Tras la reciente pérdida de fauna acuática en la Presa San Fernando, especialistas ambientales presentaron los resultados de los análisis fisicoquímicos realizados al cuerpo de agua. El informe técnico concluye que la mortandad de peces no fue producto de un envenenamiento químico, sino de un fenómeno de anoxia provocado por niveles críticos de Demanda Química de Oxígeno (DQO) y Sólidos Suspendidos Totales (SST), factores directamente vinculados a la severa sequía y el bajo nivel de almacenamiento del vaso.

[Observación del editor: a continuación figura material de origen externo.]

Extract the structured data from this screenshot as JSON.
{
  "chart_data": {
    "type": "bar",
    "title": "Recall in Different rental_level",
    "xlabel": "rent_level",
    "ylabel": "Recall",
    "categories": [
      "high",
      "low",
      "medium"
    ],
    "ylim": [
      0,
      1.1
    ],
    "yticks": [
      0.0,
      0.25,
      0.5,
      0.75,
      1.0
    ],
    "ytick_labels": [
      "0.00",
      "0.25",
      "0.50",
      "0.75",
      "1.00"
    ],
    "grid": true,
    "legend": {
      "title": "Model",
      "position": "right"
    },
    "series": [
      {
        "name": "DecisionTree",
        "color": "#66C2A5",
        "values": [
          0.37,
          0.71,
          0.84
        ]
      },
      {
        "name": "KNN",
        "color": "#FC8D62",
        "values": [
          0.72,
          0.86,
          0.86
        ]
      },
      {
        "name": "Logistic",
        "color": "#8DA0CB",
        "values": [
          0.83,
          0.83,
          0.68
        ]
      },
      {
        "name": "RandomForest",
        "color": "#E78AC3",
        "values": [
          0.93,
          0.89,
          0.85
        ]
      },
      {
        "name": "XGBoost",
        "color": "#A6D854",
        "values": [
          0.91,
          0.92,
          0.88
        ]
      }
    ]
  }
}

La acumulación de sedimentos y las aportaciones históricas de drenajes sanitarios en la zona de influencia generaron un exceso de materia orgánica que, al concentrarse por la falta de lluvia, consumió el oxígeno vital para las especies. No obstante, las pruebas de toxicidad arrojaron resultados negativos, lo que brinda certeza a la población sobre la ausencia de sustancias peligrosas de origen industrial en el agua, permitiendo que las acciones de recuperación se enfoquen en la remediación orgánica y no en la descontaminación por químicos pesados.

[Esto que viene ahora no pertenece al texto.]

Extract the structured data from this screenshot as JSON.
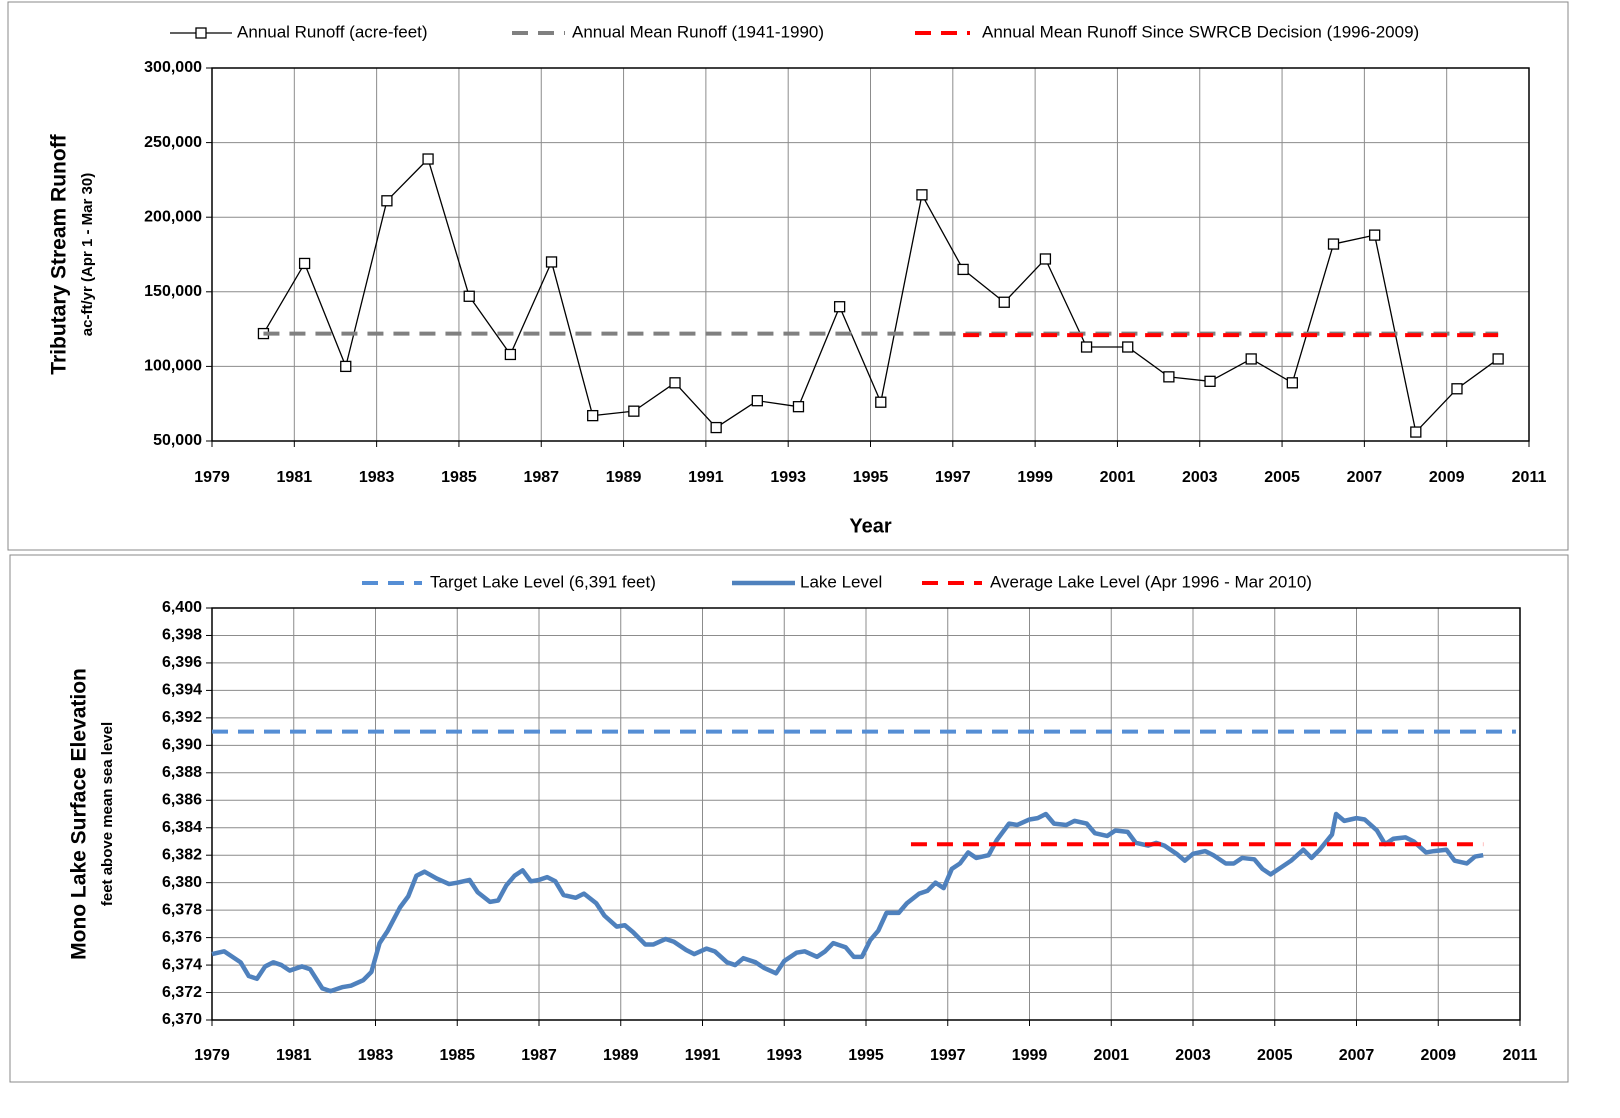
{
  "chart_data": [
    {
      "type": "line",
      "ylabel": "Tributary Stream Runoff",
      "ylabel_sub": "ac-ft/yr (Apr 1 - Mar 30)",
      "xlabel": "Year",
      "xlim": [
        1979,
        2011
      ],
      "xticks": [
        1979,
        1981,
        1983,
        1985,
        1987,
        1989,
        1991,
        1993,
        1995,
        1997,
        1999,
        2001,
        2003,
        2005,
        2007,
        2009,
        2011
      ],
      "ylim": [
        50000,
        300000
      ],
      "yticks": [
        {
          "value": 50000,
          "label": "50,000"
        },
        {
          "value": 100000,
          "label": "100,000"
        },
        {
          "value": 150000,
          "label": "150,000"
        },
        {
          "value": 200000,
          "label": "200,000"
        },
        {
          "value": 250000,
          "label": "250,000"
        },
        {
          "value": 300000,
          "label": "300,000"
        }
      ],
      "grid": true,
      "series": [
        {
          "name": "Annual Runoff (acre-feet)",
          "color": "#000000",
          "marker": "square",
          "dashed": false,
          "width": 1.3,
          "x": [
            1980.25,
            1981.25,
            1982.25,
            1983.25,
            1984.25,
            1985.25,
            1986.25,
            1987.25,
            1988.25,
            1989.25,
            1990.25,
            1991.25,
            1992.25,
            1993.25,
            1994.25,
            1995.25,
            1996.25,
            1997.25,
            1998.25,
            1999.25,
            2000.25,
            2001.25,
            2002.25,
            2003.25,
            2004.25,
            2005.25,
            2006.25,
            2007.25,
            2008.25,
            2009.25,
            2010.25
          ],
          "values": [
            122000,
            169000,
            100000,
            211000,
            239000,
            147000,
            108000,
            170000,
            67000,
            70000,
            89000,
            59000,
            77000,
            73000,
            140000,
            76000,
            215000,
            165000,
            143000,
            172000,
            113000,
            113000,
            93000,
            90000,
            105000,
            89000,
            182000,
            188000,
            56000,
            85000,
            105000
          ]
        },
        {
          "name": "Annual Mean Runoff (1941-1990)",
          "color": "#808080",
          "marker": "none",
          "dashed": true,
          "width": 4,
          "x": [
            1980.25,
            2010.25
          ],
          "values": [
            122000,
            122000
          ]
        },
        {
          "name": "Annual Mean Runoff Since SWRCB Decision (1996-2009)",
          "color": "#ff0000",
          "marker": "none",
          "dashed": true,
          "width": 4,
          "x": [
            1997.25,
            2010.25
          ],
          "values": [
            121000,
            121000
          ]
        }
      ]
    },
    {
      "type": "line",
      "ylabel": "Mono Lake Surface Elevation",
      "ylabel_sub": "feet above mean sea level",
      "xlim": [
        1979,
        2011
      ],
      "xticks": [
        1979,
        1981,
        1983,
        1985,
        1987,
        1989,
        1991,
        1993,
        1995,
        1997,
        1999,
        2001,
        2003,
        2005,
        2007,
        2009,
        2011
      ],
      "ylim": [
        6370,
        6400
      ],
      "yticks": [
        {
          "value": 6370,
          "label": "6,370"
        },
        {
          "value": 6372,
          "label": "6,372"
        },
        {
          "value": 6374,
          "label": "6,374"
        },
        {
          "value": 6376,
          "label": "6,376"
        },
        {
          "value": 6378,
          "label": "6,378"
        },
        {
          "value": 6380,
          "label": "6,380"
        },
        {
          "value": 6382,
          "label": "6,382"
        },
        {
          "value": 6384,
          "label": "6,384"
        },
        {
          "value": 6386,
          "label": "6,386"
        },
        {
          "value": 6388,
          "label": "6,388"
        },
        {
          "value": 6390,
          "label": "6,390"
        },
        {
          "value": 6392,
          "label": "6,392"
        },
        {
          "value": 6394,
          "label": "6,394"
        },
        {
          "value": 6396,
          "label": "6,396"
        },
        {
          "value": 6398,
          "label": "6,398"
        },
        {
          "value": 6400,
          "label": "6,400"
        }
      ],
      "grid": true,
      "series": [
        {
          "name": "Target Lake Level (6,391 feet)",
          "color": "#558ed5",
          "marker": "none",
          "dashed": true,
          "width": 4,
          "x": [
            1979,
            2010.9
          ],
          "values": [
            6391,
            6391
          ]
        },
        {
          "name": "Lake Level",
          "color": "#4f81bd",
          "marker": "none",
          "dashed": false,
          "width": 4.5,
          "x": [
            1979.0,
            1979.3,
            1979.7,
            1979.9,
            1980.1,
            1980.3,
            1980.5,
            1980.7,
            1980.9,
            1981.2,
            1981.4,
            1981.7,
            1981.9,
            1982.2,
            1982.4,
            1982.7,
            1982.9,
            1983.1,
            1983.3,
            1983.6,
            1983.8,
            1984.0,
            1984.2,
            1984.5,
            1984.8,
            1985.0,
            1985.3,
            1985.5,
            1985.8,
            1986.0,
            1986.2,
            1986.4,
            1986.6,
            1986.8,
            1987.0,
            1987.2,
            1987.4,
            1987.6,
            1987.9,
            1988.1,
            1988.4,
            1988.6,
            1988.9,
            1989.1,
            1989.3,
            1989.6,
            1989.8,
            1990.1,
            1990.3,
            1990.6,
            1990.8,
            1991.1,
            1991.3,
            1991.6,
            1991.8,
            1992.0,
            1992.3,
            1992.5,
            1992.8,
            1993.0,
            1993.3,
            1993.5,
            1993.8,
            1994.0,
            1994.2,
            1994.5,
            1994.7,
            1994.9,
            1995.1,
            1995.3,
            1995.5,
            1995.8,
            1996.0,
            1996.3,
            1996.5,
            1996.7,
            1996.9,
            1997.1,
            1997.3,
            1997.5,
            1997.7,
            1998.0,
            1998.2,
            1998.5,
            1998.7,
            1999.0,
            1999.2,
            1999.4,
            1999.6,
            1999.9,
            2000.1,
            2000.4,
            2000.6,
            2000.9,
            2001.1,
            2001.4,
            2001.6,
            2001.9,
            2002.1,
            2002.3,
            2002.6,
            2002.8,
            2003.0,
            2003.3,
            2003.5,
            2003.8,
            2004.0,
            2004.2,
            2004.5,
            2004.7,
            2004.9,
            2005.2,
            2005.4,
            2005.7,
            2005.9,
            2006.1,
            2006.4,
            2006.5,
            2006.7,
            2007.0,
            2007.2,
            2007.5,
            2007.7,
            2007.9,
            2008.2,
            2008.4,
            2008.7,
            2008.9,
            2009.2,
            2009.4,
            2009.7,
            2009.9,
            2010.1
          ],
          "values": [
            6374.8,
            6375.0,
            6374.2,
            6373.2,
            6373.0,
            6373.9,
            6374.2,
            6374.0,
            6373.6,
            6373.9,
            6373.7,
            6372.3,
            6372.1,
            6372.4,
            6372.5,
            6372.9,
            6373.5,
            6375.6,
            6376.5,
            6378.2,
            6379.0,
            6380.5,
            6380.8,
            6380.3,
            6379.9,
            6380.0,
            6380.2,
            6379.3,
            6378.6,
            6378.7,
            6379.8,
            6380.5,
            6380.9,
            6380.1,
            6380.2,
            6380.4,
            6380.1,
            6379.1,
            6378.9,
            6379.2,
            6378.5,
            6377.6,
            6376.8,
            6376.9,
            6376.4,
            6375.5,
            6375.5,
            6375.9,
            6375.7,
            6375.1,
            6374.8,
            6375.2,
            6375.0,
            6374.2,
            6374.0,
            6374.5,
            6374.2,
            6373.8,
            6373.4,
            6374.3,
            6374.9,
            6375.0,
            6374.6,
            6375.0,
            6375.6,
            6375.3,
            6374.6,
            6374.6,
            6375.8,
            6376.5,
            6377.8,
            6377.8,
            6378.5,
            6379.2,
            6379.4,
            6380.0,
            6379.6,
            6381.0,
            6381.4,
            6382.2,
            6381.8,
            6382.0,
            6383.1,
            6384.3,
            6384.2,
            6384.6,
            6384.7,
            6385.0,
            6384.3,
            6384.2,
            6384.5,
            6384.3,
            6383.6,
            6383.4,
            6383.8,
            6383.7,
            6382.9,
            6382.7,
            6382.9,
            6382.7,
            6382.1,
            6381.6,
            6382.1,
            6382.3,
            6382.0,
            6381.4,
            6381.4,
            6381.8,
            6381.7,
            6381.0,
            6380.6,
            6381.2,
            6381.6,
            6382.4,
            6381.8,
            6382.4,
            6383.5,
            6385.0,
            6384.5,
            6384.7,
            6384.6,
            6383.8,
            6382.8,
            6383.2,
            6383.3,
            6383.0,
            6382.2,
            6382.3,
            6382.4,
            6381.6,
            6381.4,
            6381.9,
            6382.0
          ]
        },
        {
          "name": "Average Lake Level (Apr 1996 - Mar 2010)",
          "color": "#ff0000",
          "marker": "none",
          "dashed": true,
          "width": 4,
          "x": [
            1996.1,
            2010.1
          ],
          "values": [
            6382.8,
            6382.8
          ]
        }
      ]
    }
  ]
}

Ante este diagnóstico, se formalizó una propuesta de saneamiento integral que contempla la reforestación de las laderas para evitar la erosión, así como obras de conservación de suelos y la modernización de los sistemas de drenaje perimetrales. Esta estrategia busca no solo limpiar el espejo de agua, sino restaurar el equilibrio ecológico del entorno a través de “soluciones basadas en la naturaleza”, involucrando a la ciudadanía en jornadas de limpieza y vigilancia ambiental.

La recuperación de la Presa San Fernando se perfila como un proyecto de participación comunitaria, donde el monitoreo constante de la calidad del agua será fundamental para prevenir futuros incidentes. Las autoridades municipales subrayaron que la restauración será un proceso gradual que dependerá de la recuperación de los niveles de agua y de la responsabilidad compartida para evitar que desechos domésticos sigan impactando este importante pulmón hidalguense.